My Skype window pinged. Miranda was back.
What the bloody hell happened?
I don't know…I can't believe it…
Hell, I'm crying now…
Join the club.
Poor John. I can't imagine what he's going through right now.
John! Right! Is there anything on the blog?
I scrolled down the Skype window, pulled up my browser again and clicked John's blog from my favorites list. There was just one new entry:
Untitled
He was my best friend and I'll always believe in him.
Comments disabled.
"Jesus, John…"
I got my Skype window back up.
Did you see the entry? He still believes.
Course he does! We do, don't we?
Hell yeah.
Poor bloke…
No kidding…it makes me want to do something…anything to show him he's not alone…
Why can't we?
I could practically see the "I've-got-a-wicked-idea" look on Miranda's face.
What are you thinking of?
I'm thinking we rally everybody we know who's been reading the blog. Posters. Yellow paint. Plaster this city.
We better be careful with the yellow paint.
You think I don't know that? Come on, Jane, it'll be great.
Like she had to tell me.
Let's do it.
Brilliant. How about this Friday?
Mad horses couldn't keep me away.
Miranda's powers of persuasion are bloody awesome. On Friday there had be almost twenty people at her place by the time I got there. Someone had brought a duffle bag full of yellow paint spray cans, and several people—myself included—had brought stacks of posters in backpacks.
"Ready, Jane?" Miranda said, clapping me on the shoulder.
"Always."
"Wait! Wait!"
Ginny was struggling to get the zipper on her backpack open, and when she did she brought out fistful after fistful of buttons bearing the slogans: "I Believe in Sherlock Holmes" and "Moriarty Was Real".
"Everybody take one!" Ginny said, beaming.
"Ginny, this is inspired!" I said.
Everyone Miranda had recruited was zealous about our mission. We plastered posters on light posts, walls, windows, bulletin boards, parking meters; and those of us accustomed to using spray paint left the message "I Believe in Sherlock Holmes" in bright yellow characters on billboards, messageboards, walls already covered in graffiti. They refrained from painting on walls and windows untouched by paint, but I found out later that one boy from my neighborhood, Tom, actually went back to the city during the night with a whole duffle bag of paint cans and emblazoned "I Believe in Sherlock Holmes" on a huge movie poster on the side of a building.
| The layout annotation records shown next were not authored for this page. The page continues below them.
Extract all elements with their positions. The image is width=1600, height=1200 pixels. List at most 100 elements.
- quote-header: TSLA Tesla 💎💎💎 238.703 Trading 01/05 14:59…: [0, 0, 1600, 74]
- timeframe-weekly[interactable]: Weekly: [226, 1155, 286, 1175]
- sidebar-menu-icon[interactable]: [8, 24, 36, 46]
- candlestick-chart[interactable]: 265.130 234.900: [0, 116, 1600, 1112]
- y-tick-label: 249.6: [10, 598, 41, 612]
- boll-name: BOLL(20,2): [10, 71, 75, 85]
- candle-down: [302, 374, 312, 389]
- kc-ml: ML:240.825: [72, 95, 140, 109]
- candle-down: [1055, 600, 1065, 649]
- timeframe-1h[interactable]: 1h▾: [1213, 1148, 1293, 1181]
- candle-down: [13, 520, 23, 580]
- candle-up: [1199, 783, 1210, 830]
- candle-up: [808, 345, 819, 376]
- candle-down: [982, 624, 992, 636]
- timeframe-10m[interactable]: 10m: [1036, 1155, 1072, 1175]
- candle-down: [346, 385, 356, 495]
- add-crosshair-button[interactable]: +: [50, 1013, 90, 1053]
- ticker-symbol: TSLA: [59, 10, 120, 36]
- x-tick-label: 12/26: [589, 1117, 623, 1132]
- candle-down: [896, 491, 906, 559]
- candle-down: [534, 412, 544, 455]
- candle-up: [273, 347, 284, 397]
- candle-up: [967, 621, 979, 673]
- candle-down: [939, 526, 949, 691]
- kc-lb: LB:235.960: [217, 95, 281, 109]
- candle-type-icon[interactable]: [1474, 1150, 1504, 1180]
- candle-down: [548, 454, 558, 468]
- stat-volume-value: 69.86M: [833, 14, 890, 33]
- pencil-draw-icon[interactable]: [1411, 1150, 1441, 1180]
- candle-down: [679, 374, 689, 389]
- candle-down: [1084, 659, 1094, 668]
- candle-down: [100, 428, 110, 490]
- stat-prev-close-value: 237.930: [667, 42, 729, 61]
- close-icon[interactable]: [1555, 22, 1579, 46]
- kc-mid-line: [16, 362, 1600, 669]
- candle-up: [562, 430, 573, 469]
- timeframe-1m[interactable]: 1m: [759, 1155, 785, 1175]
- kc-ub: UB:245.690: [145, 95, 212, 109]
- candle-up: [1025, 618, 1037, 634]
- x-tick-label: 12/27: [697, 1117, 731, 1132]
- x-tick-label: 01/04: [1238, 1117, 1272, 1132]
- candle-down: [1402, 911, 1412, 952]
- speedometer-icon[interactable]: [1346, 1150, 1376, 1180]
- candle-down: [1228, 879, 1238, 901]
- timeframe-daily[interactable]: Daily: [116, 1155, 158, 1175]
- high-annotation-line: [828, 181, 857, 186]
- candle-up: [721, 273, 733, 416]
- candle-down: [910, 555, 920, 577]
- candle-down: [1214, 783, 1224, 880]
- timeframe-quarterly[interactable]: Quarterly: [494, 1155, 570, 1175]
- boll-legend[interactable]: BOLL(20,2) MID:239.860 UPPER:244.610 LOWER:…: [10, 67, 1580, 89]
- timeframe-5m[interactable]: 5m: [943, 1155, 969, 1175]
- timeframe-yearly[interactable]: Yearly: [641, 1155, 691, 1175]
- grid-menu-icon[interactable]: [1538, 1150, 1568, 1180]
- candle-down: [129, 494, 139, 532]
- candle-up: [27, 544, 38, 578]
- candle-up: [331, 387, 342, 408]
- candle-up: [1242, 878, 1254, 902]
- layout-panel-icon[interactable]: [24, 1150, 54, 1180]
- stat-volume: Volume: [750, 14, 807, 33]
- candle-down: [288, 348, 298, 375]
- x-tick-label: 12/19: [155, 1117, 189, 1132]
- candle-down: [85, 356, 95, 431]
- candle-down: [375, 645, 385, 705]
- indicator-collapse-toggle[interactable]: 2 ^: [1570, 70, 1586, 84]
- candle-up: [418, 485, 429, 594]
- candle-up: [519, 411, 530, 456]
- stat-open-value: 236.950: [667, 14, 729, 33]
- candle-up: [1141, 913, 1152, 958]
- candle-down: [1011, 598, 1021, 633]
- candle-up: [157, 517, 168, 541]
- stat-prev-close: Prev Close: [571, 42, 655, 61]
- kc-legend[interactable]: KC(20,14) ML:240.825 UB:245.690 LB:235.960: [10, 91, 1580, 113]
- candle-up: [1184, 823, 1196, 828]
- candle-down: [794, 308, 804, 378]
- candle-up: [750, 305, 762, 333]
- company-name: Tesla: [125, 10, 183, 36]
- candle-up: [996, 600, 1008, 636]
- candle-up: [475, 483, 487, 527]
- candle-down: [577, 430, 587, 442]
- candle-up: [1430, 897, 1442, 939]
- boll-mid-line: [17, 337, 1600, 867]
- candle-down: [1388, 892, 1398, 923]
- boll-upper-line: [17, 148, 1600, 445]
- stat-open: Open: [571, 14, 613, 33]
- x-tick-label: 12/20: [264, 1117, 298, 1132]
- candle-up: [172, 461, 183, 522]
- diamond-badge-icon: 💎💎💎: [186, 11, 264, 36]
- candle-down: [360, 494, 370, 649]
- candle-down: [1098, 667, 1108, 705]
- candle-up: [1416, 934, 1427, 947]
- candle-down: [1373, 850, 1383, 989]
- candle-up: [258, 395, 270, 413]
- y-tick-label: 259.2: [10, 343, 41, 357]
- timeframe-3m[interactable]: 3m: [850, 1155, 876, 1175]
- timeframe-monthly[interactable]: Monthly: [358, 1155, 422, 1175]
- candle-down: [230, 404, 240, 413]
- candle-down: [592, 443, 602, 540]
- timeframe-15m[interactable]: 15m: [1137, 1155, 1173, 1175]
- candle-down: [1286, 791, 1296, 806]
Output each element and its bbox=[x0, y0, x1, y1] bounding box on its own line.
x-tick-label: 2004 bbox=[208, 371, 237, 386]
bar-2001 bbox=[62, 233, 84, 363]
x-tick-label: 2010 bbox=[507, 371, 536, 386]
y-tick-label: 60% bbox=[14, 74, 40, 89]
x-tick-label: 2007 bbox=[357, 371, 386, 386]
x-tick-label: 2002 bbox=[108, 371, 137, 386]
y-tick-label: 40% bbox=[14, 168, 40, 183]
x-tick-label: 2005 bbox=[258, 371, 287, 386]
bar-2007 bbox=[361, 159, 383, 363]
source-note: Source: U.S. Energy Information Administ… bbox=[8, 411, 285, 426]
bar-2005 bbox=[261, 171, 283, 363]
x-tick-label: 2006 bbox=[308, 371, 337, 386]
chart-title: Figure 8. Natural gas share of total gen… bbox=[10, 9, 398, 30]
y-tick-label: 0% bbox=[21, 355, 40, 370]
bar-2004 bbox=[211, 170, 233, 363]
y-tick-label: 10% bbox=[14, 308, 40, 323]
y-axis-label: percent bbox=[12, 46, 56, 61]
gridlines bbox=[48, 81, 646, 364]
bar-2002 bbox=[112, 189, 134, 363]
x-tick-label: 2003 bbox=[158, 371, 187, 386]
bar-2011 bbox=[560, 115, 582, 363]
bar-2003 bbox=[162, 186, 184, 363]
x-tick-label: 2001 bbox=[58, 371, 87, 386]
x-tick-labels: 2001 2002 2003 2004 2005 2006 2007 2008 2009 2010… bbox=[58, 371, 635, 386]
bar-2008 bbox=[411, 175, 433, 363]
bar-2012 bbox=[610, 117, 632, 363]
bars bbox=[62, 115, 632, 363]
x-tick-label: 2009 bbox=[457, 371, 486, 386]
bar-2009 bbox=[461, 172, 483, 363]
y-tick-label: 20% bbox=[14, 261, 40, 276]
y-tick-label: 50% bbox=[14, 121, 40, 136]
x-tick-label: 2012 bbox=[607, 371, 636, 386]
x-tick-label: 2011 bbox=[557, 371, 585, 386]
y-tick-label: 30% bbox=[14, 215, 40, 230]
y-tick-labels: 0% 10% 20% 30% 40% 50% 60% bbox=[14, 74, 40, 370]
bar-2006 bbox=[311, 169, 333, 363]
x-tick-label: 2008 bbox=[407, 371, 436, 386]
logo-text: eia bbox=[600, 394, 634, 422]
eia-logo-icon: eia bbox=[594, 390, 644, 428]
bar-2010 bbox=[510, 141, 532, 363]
"I don't plan on stopping, Miranda," I said as I stapled several posters to a messageboard. "I don't know about you, but I'm gonna keep doing this every so often, even if I do it alone. I won't stop until someone comes forward with the truth about Sherlock."
Miranda squeezed my shoulder. "I'm not stopping either."
SH- SH- SH- SH- SH- SH- SH- SH- SH- SH- SH- SH- SH- SH- SH- SH- SH- SH-SH-SH-SH-SH-SH-SH-SH-SH-SH-SH-SH-SH-SH-SH-SH-SH-SH-SH-SH-SH-SH-SH
John was on his way back to Baker Street, weighed down by bags of groceries, when he saw a bunch of teens busily scurrying around with stacks of posters. They all wore buttons that said either "I Believe in Sherlock Holmes" or "Moriarty Was Real", and the posters they were putting up bore the same messages.
Two of them, girls, a brunette and a blonde, saw him, stopped for a second and smiled at him. The blonde raised a hand in greeting, and the brunette called, "You're not alone, John."
They both went back about their work, but the brunette's words imprinted themselves on John's heart, spreading warmth through him.
The grief left in the wake of Sherlock's death would be long and slow in fading, but those few words spoken by a complete stranger gave John some small measure of peace. He was not alone.
I claim no ownership over the stories and characters created by Steven Moffitt, Mark Gatiss, Benedict Cumberbatch and Martin Freeman.
The story of the spray-painted message on a "Sherlock Holmes: A Game of Shadows" movie poster is based on a real event.